Sport - 28.09.2010

"Von Mensch zu Mensch"

Die Techniker Krankenkasse informierte am Freitag, 24. September von 10 bis 16 Uhr auf den Kapuzinerplanken über das Thema Organspende. Gesundheitsbürgermeisterin Gabriele Warminski-Leitheußer besuchte den Aktionsstand und sprach mit Betroffenen und Interessierten über das Thema.
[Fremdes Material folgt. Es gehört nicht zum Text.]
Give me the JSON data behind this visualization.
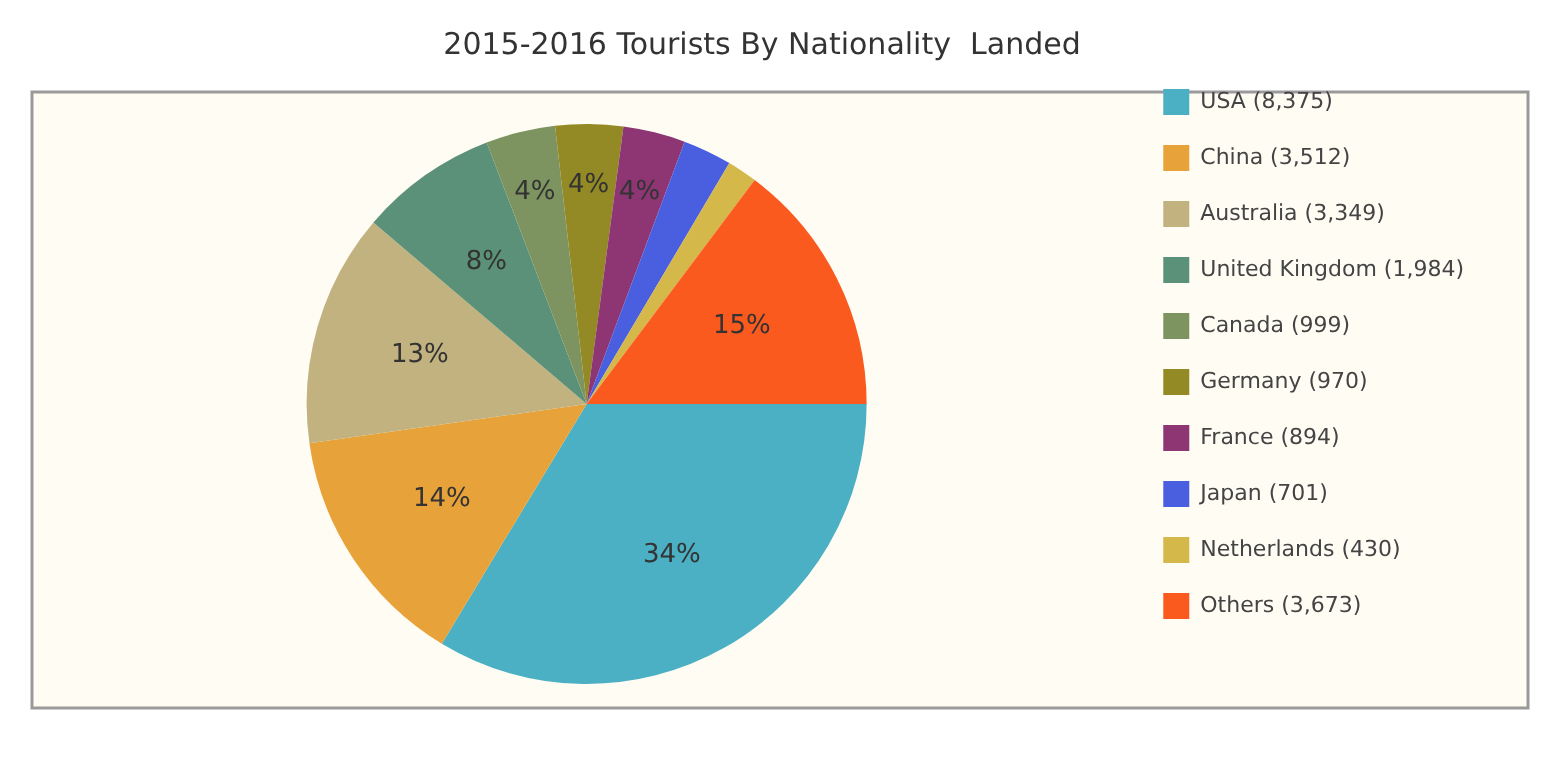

Erstmals in diesem Jahr führt die Techniker Krankenkasse (TK) den Städtewettbewerb Organspende „Von Mensch zu Mensch“ in insgesamt zehn Städten in Baden-Württemberg durch. Unterstützt wird die Aktion von Mitarbeiterinnen und Mitarbeitern der Deutschen Stiftung Organtransplantation und von Zugehörigen verschiedener Selbsthilfegruppen. Die Schirmherrschaft hat die baden-württembergische Arbeits- und Sozialministerin Dr. Monika Stolz übernommen.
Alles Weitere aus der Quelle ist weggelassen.